Title: Notes on an Execution
Author: Danya Kukafka
Publisher: William Morrow
Release Date: January 25, 2022
Ansel Packer is scheduled to die in twelve hours. He knows what he’s done, and now awaits execution, the same chilling fate he forced on those girls, years ago. But Ansel doesn’t want to die; he wants to be celebrated, understood. He hoped it wouldn’t end like this, not for him.
Through a kaleidoscope of women—a mother, a sister, a homicide detective—we learn the story of Ansel’s life.
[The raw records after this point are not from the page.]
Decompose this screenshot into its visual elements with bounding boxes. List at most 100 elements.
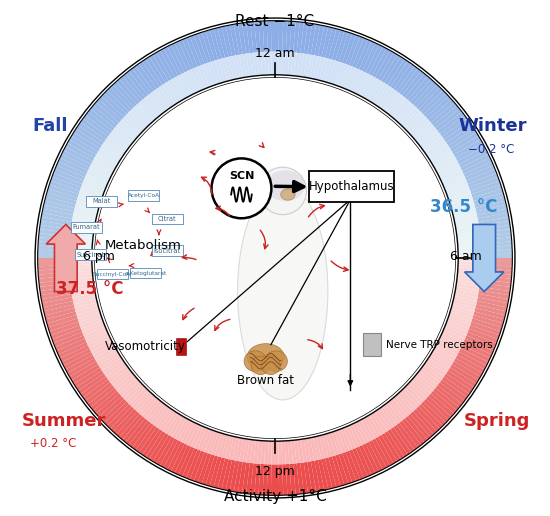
Ellipse shape <box>265 351 288 372</box>
Wedge shape <box>40 221 71 229</box>
Ellipse shape <box>262 356 280 375</box>
Wedge shape <box>458 251 481 255</box>
Wedge shape <box>416 407 440 431</box>
Wedge shape <box>102 358 123 374</box>
Wedge shape <box>289 463 296 495</box>
Wedge shape <box>321 458 332 489</box>
Wedge shape <box>384 57 404 85</box>
Wedge shape <box>419 404 443 429</box>
Wedge shape <box>210 457 222 487</box>
Wedge shape <box>332 456 344 486</box>
Wedge shape <box>108 366 129 382</box>
Wedge shape <box>129 69 151 95</box>
Wedge shape <box>91 388 117 411</box>
Wedge shape <box>397 423 418 450</box>
Wedge shape <box>370 413 384 435</box>
Wedge shape <box>452 204 475 214</box>
Wedge shape <box>163 46 182 76</box>
Wedge shape <box>194 452 208 482</box>
Wedge shape <box>206 456 218 486</box>
Wedge shape <box>80 318 103 329</box>
Wedge shape <box>402 109 421 128</box>
Wedge shape <box>74 299 97 308</box>
Wedge shape <box>370 81 384 103</box>
Wedge shape <box>62 150 91 168</box>
Wedge shape <box>304 54 311 77</box>
Wedge shape <box>402 71 425 98</box>
Wedge shape <box>175 445 191 475</box>
Wedge shape <box>101 399 127 423</box>
Wedge shape <box>153 435 172 463</box>
Wedge shape <box>50 322 80 335</box>
Wedge shape <box>110 131 131 148</box>
Wedge shape <box>78 122 106 142</box>
Wedge shape <box>474 308 505 319</box>
Wedge shape <box>100 355 122 370</box>
Wedge shape <box>88 168 111 181</box>
Wedge shape <box>122 381 141 399</box>
Wedge shape <box>37 258 69 262</box>
Text: Fall: Fall <box>32 118 68 135</box>
Wedge shape <box>313 56 321 79</box>
Wedge shape <box>316 57 325 80</box>
Wedge shape <box>294 440 300 463</box>
Wedge shape <box>38 269 69 275</box>
Wedge shape <box>113 409 137 434</box>
Wedge shape <box>328 29 340 59</box>
FancyBboxPatch shape <box>152 214 183 224</box>
Text: Citrat: Citrat <box>158 216 177 222</box>
Wedge shape <box>271 441 275 464</box>
Wedge shape <box>70 225 94 233</box>
Wedge shape <box>353 71 366 93</box>
Wedge shape <box>435 158 457 172</box>
Wedge shape <box>76 370 104 391</box>
Wedge shape <box>291 53 296 76</box>
Wedge shape <box>262 21 268 52</box>
Wedge shape <box>338 64 349 87</box>
Wedge shape <box>246 440 252 463</box>
Wedge shape <box>145 95 162 116</box>
Wedge shape <box>445 181 468 192</box>
Wedge shape <box>455 287 479 294</box>
Text: Summer: Summer <box>22 412 107 429</box>
Wedge shape <box>436 109 462 131</box>
Wedge shape <box>477 213 509 222</box>
Wedge shape <box>368 440 387 470</box>
Wedge shape <box>355 72 368 95</box>
Wedge shape <box>166 81 180 103</box>
Wedge shape <box>239 439 246 462</box>
Wedge shape <box>470 322 500 335</box>
Wedge shape <box>377 87 393 108</box>
Wedge shape <box>129 421 151 447</box>
Wedge shape <box>400 107 419 126</box>
Wedge shape <box>481 269 512 275</box>
Wedge shape <box>119 378 139 396</box>
Wedge shape <box>271 464 275 495</box>
Wedge shape <box>142 429 163 457</box>
Wedge shape <box>229 437 237 460</box>
Wedge shape <box>178 74 192 96</box>
Wedge shape <box>117 123 137 140</box>
Text: +0.2 °C: +0.2 °C <box>30 437 76 450</box>
Text: Hypothalamus: Hypothalamus <box>309 180 394 194</box>
Wedge shape <box>74 128 102 149</box>
Wedge shape <box>157 408 173 429</box>
Wedge shape <box>146 57 166 85</box>
Wedge shape <box>367 415 381 437</box>
Wedge shape <box>356 446 372 476</box>
Wedge shape <box>419 87 443 112</box>
Text: Vasomotricity: Vasomotricity <box>104 340 185 353</box>
Wedge shape <box>72 132 100 152</box>
Wedge shape <box>142 98 160 118</box>
Wedge shape <box>70 229 94 236</box>
Wedge shape <box>261 441 266 464</box>
Text: −0.2 °C: −0.2 °C <box>469 143 515 156</box>
Wedge shape <box>377 408 393 429</box>
Wedge shape <box>481 272 512 279</box>
Wedge shape <box>428 146 450 161</box>
Wedge shape <box>139 427 159 455</box>
Wedge shape <box>430 352 452 367</box>
Wedge shape <box>78 374 106 394</box>
Wedge shape <box>458 240 481 245</box>
Wedge shape <box>304 23 312 54</box>
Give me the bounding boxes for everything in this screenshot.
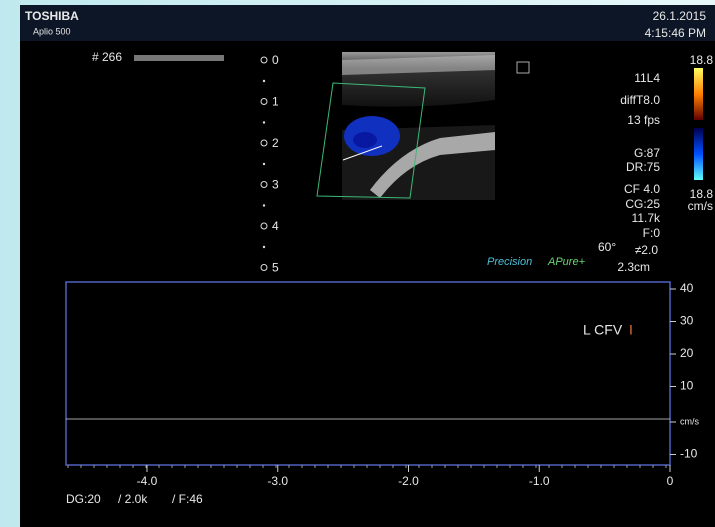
depth-label: 5 — [272, 261, 279, 275]
depth-label: 3 — [272, 178, 279, 192]
parameter: CG:25 — [625, 197, 660, 211]
header-bar — [20, 5, 715, 41]
time: 4:15:46 PM — [645, 26, 706, 40]
depth-dot — [263, 246, 265, 248]
y-tick-label: 10 — [680, 379, 694, 393]
parameter: 13 fps — [627, 113, 660, 127]
depth-label: 4 — [272, 219, 279, 233]
depth-label: 2 — [272, 136, 279, 150]
date: 26.1.2015 — [653, 9, 707, 23]
page: TOSHIBA Aplio 500 26.1.2015 4:15:46 PM #… — [0, 0, 715, 527]
depth-dot — [263, 204, 265, 206]
y-tick-label: 30 — [680, 314, 694, 328]
x-tick-label: -2.0 — [398, 474, 419, 488]
parameter: DR:75 — [626, 160, 660, 174]
depth-dot — [263, 121, 265, 123]
color-scale-unit: cm/s — [688, 199, 713, 213]
steer-angle: 60° — [598, 240, 616, 254]
y-tick-label: 20 — [680, 346, 694, 360]
footer-dg: DG:20 — [66, 492, 101, 506]
parameter: 11L4 — [634, 71, 660, 85]
mode-precision: Precision — [487, 256, 532, 268]
x-tick-label: -4.0 — [137, 474, 158, 488]
parameter: G:87 — [634, 146, 660, 160]
color-bar-positive — [694, 68, 703, 120]
color-scale-top: 18.8 — [690, 53, 714, 67]
x-tick-label: -3.0 — [267, 474, 288, 488]
model: Aplio 500 — [33, 26, 71, 36]
mode-apure: APure+ — [547, 256, 586, 268]
y-tick-label: 40 — [680, 281, 694, 295]
frame-label: # 266 — [92, 50, 122, 64]
cine-bar — [134, 55, 224, 61]
parameter: CF 4.0 — [624, 182, 660, 196]
parameter: 11.7k — [632, 211, 661, 225]
spectrum-label: L CFV — [583, 322, 623, 338]
depth-label: 1 — [272, 95, 279, 109]
y-tick-label: cm/s — [680, 416, 699, 426]
color-bar-negative — [694, 128, 703, 180]
depth-label: 0 — [272, 53, 279, 67]
steer-depth: 2.3cm — [617, 260, 650, 274]
y-tick-label: -10 — [680, 447, 698, 461]
ultrasound-screen: TOSHIBA Aplio 500 26.1.2015 4:15:46 PM #… — [0, 0, 715, 527]
footer-prf: / 2.0k — [118, 492, 148, 506]
x-tick-label: -1.0 — [529, 474, 550, 488]
parameter: F:0 — [643, 226, 661, 240]
footer-filter: / F:46 — [172, 492, 203, 506]
brand: TOSHIBA — [25, 9, 79, 23]
parameter: diffT8.0 — [620, 93, 660, 107]
depth-dot — [263, 163, 265, 165]
steer-value: ≠2.0 — [635, 243, 659, 257]
spectrum-cursor: I — [629, 322, 633, 338]
x-tick-label: 0 — [667, 474, 674, 488]
depth-dot — [263, 80, 265, 82]
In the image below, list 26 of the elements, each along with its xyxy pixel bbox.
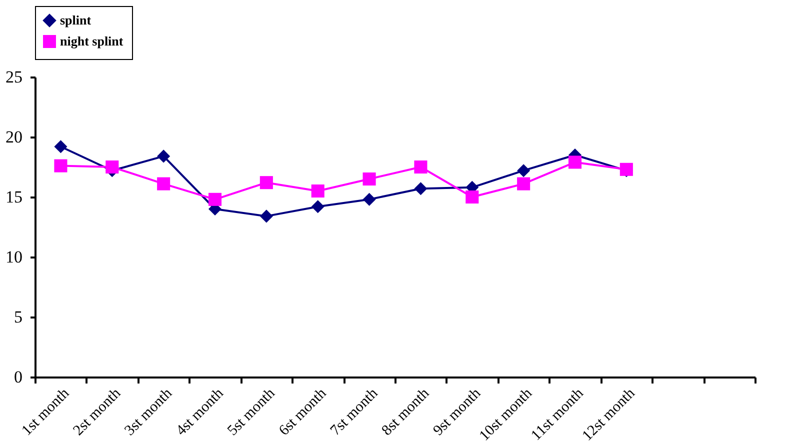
y-tick-label: 15: [6, 188, 22, 206]
y-tick-label: 10: [6, 248, 22, 266]
point: [260, 176, 273, 190]
point: [517, 164, 530, 178]
point: [362, 172, 376, 186]
point: [208, 192, 222, 206]
legend-label: night splint: [60, 34, 124, 48]
point: [106, 160, 119, 174]
point: [414, 160, 428, 174]
point: [311, 200, 324, 214]
y-tick-label: 20: [6, 128, 22, 146]
point: [157, 150, 170, 163]
point: [157, 177, 170, 190]
point: [311, 184, 324, 198]
point: [260, 210, 273, 223]
y-tick-label: 0: [14, 368, 22, 386]
point: [362, 192, 376, 206]
y-tick-label: 5: [14, 308, 22, 326]
point: [517, 177, 530, 190]
point: [568, 156, 582, 169]
legend-label: splint: [60, 12, 92, 28]
y-tick-label: 25: [6, 68, 22, 86]
point: [54, 140, 68, 154]
point: [466, 190, 479, 204]
point: [54, 159, 68, 172]
point: [414, 182, 428, 196]
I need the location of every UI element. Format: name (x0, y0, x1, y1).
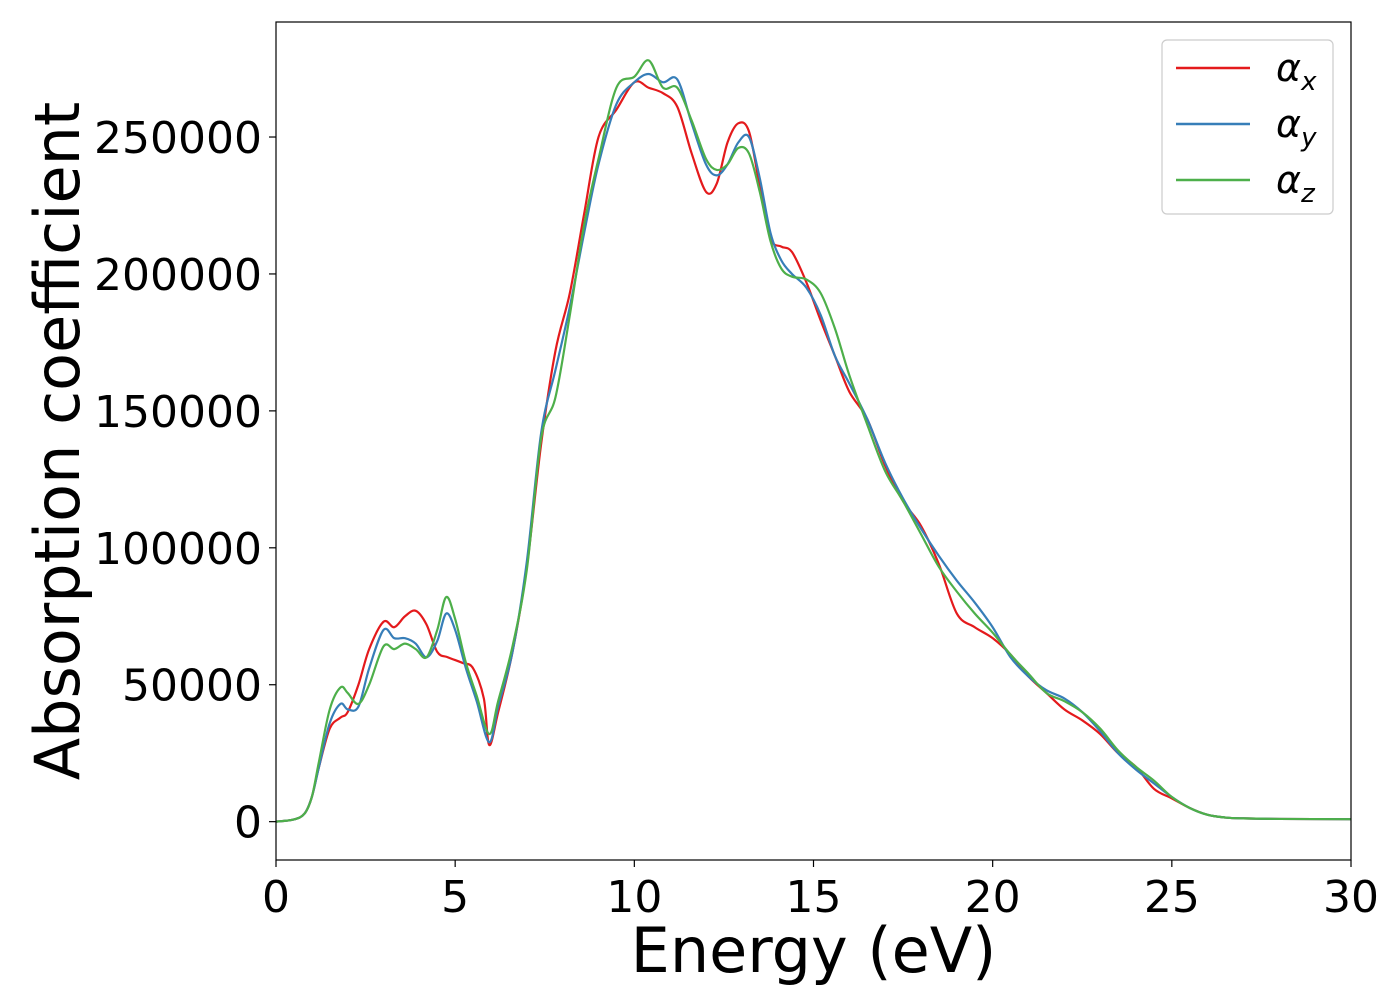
y-tick-label: 250000 (94, 113, 262, 164)
x-tick-label: 5 (441, 872, 469, 923)
legend-entry-y: αy (1276, 102, 1317, 153)
series-line-y (276, 72, 1351, 823)
legend-entry-z: αz (1276, 158, 1316, 209)
x-tick-label: 20 (965, 872, 1021, 923)
y-axis-label: Absorption coefficient (21, 102, 94, 781)
x-axis-ticks: 0 5 10 15 20 25 30 (262, 860, 1379, 923)
y-tick-label: 50000 (122, 661, 262, 712)
x-tick-label: 15 (786, 872, 842, 923)
legend-box (1161, 39, 1334, 215)
y-tick-label: 100000 (94, 524, 262, 575)
legend-entry-x: αx (1276, 46, 1317, 97)
x-tick-label: 30 (1323, 872, 1379, 923)
x-tick-label: 25 (1144, 872, 1200, 923)
y-tick-label: 150000 (94, 387, 262, 438)
x-tick-label: 0 (262, 872, 290, 923)
x-axis-label: Energy (eV) (631, 914, 997, 987)
series-line-z (276, 59, 1351, 823)
y-tick-label: 200000 (94, 250, 262, 301)
y-tick-label: 0 (234, 798, 262, 849)
series-lines (276, 59, 1351, 823)
series-line-x (276, 80, 1351, 823)
y-axis-ticks: 0 50000 100000 150000 200000 250000 (94, 113, 276, 849)
x-tick-label: 10 (606, 872, 662, 923)
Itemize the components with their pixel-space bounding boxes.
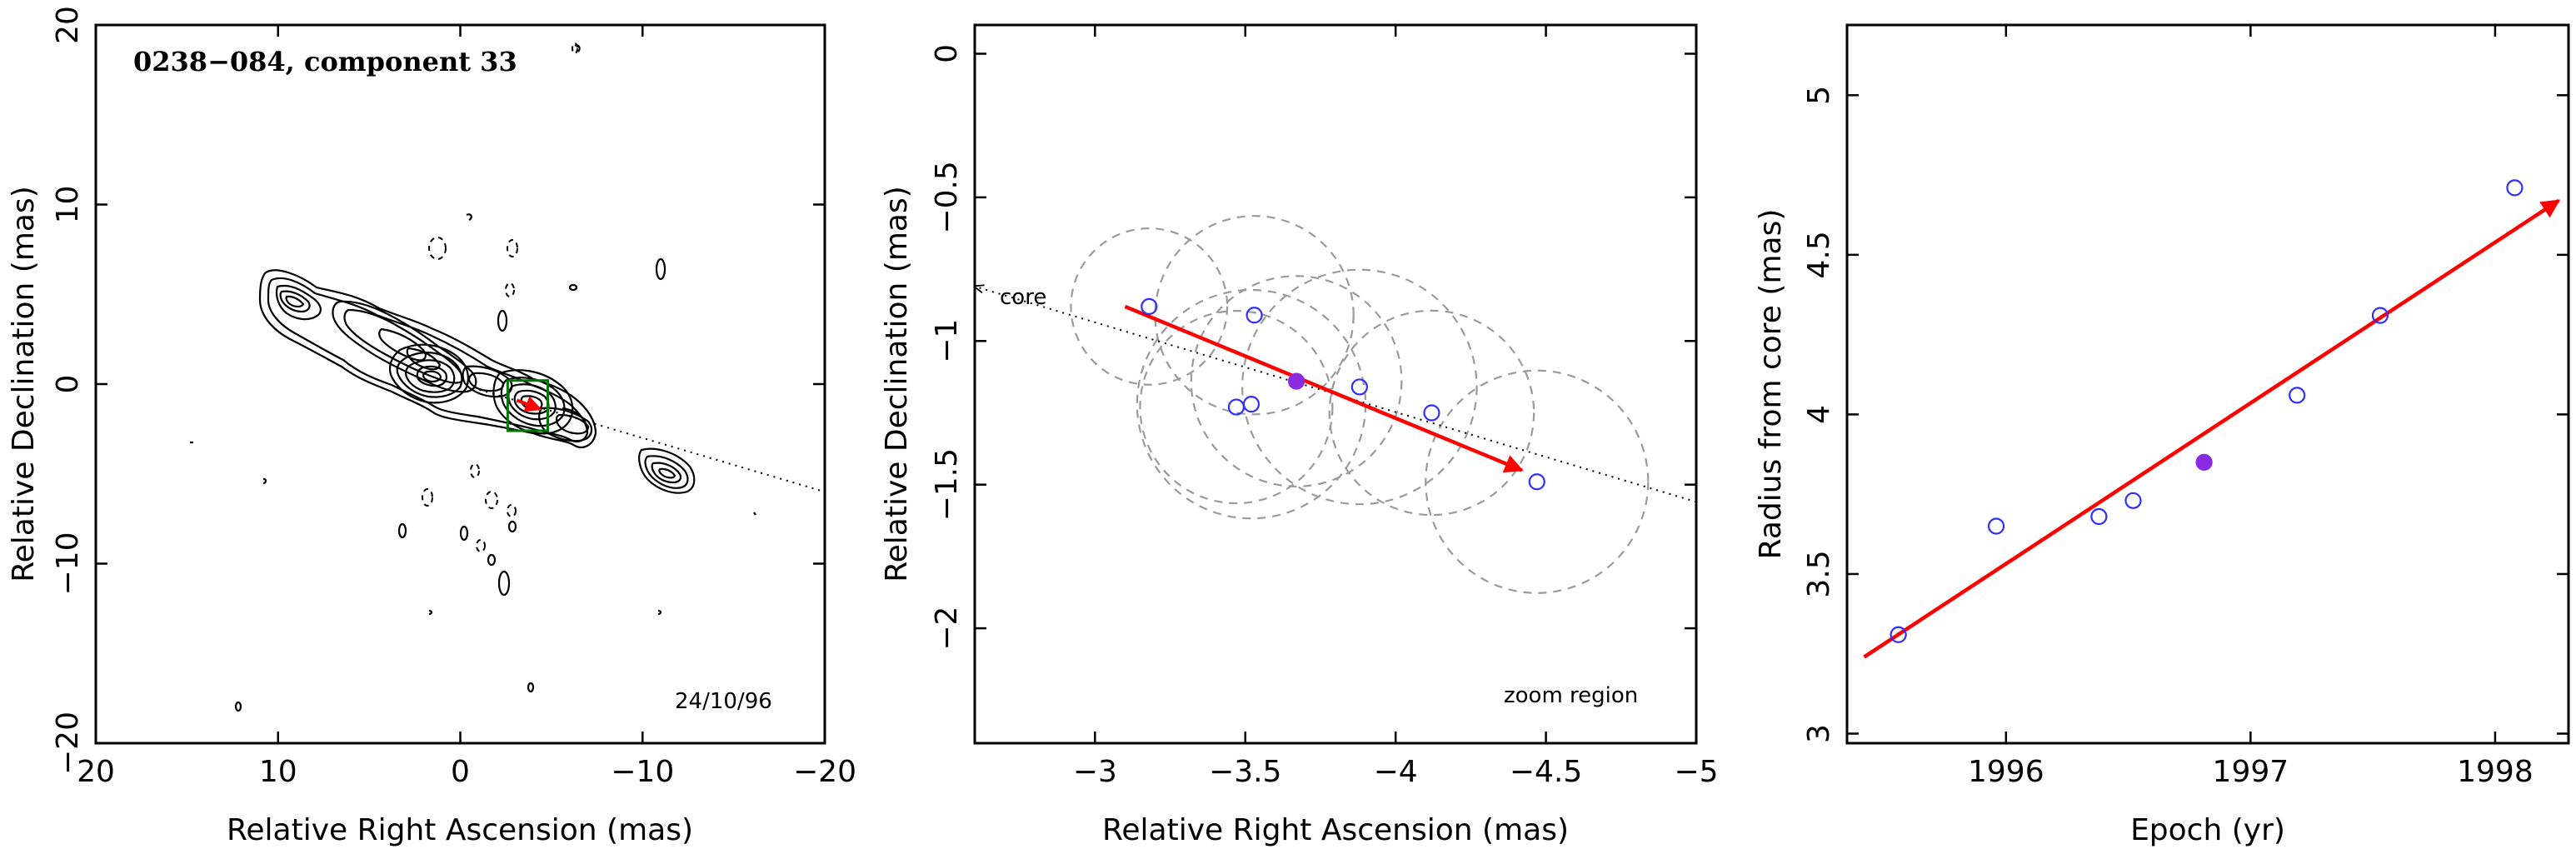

We meet his mother, Lavender, a seventeen-year-old girl pushed to desperation; Hazel, twin sister to Ansel’s wife, inseparable since birth, forced to watch helplessly as her sister’s relationship threatens to devour them all; and finally, Saffy, the homicide detective hot on his trail, who has devoted herself to bringing bad men to justice but struggles to see her own life clearly. As the clock ticks down, these three women sift through the choices that culminate in tragedy, exploring the rippling fissures that such destruction inevitably leaves in its wake.
Blending breathtaking suspense with astonishing empathy, Notes on an Execution presents a chilling portrait of womanhood as it simultaneously unravels the familiar narrative of the American serial killer, interrogating our system of justice and our cultural obsession with crime stories, asking readers to consider the false promise of looking for meaning in the psyches of violent men.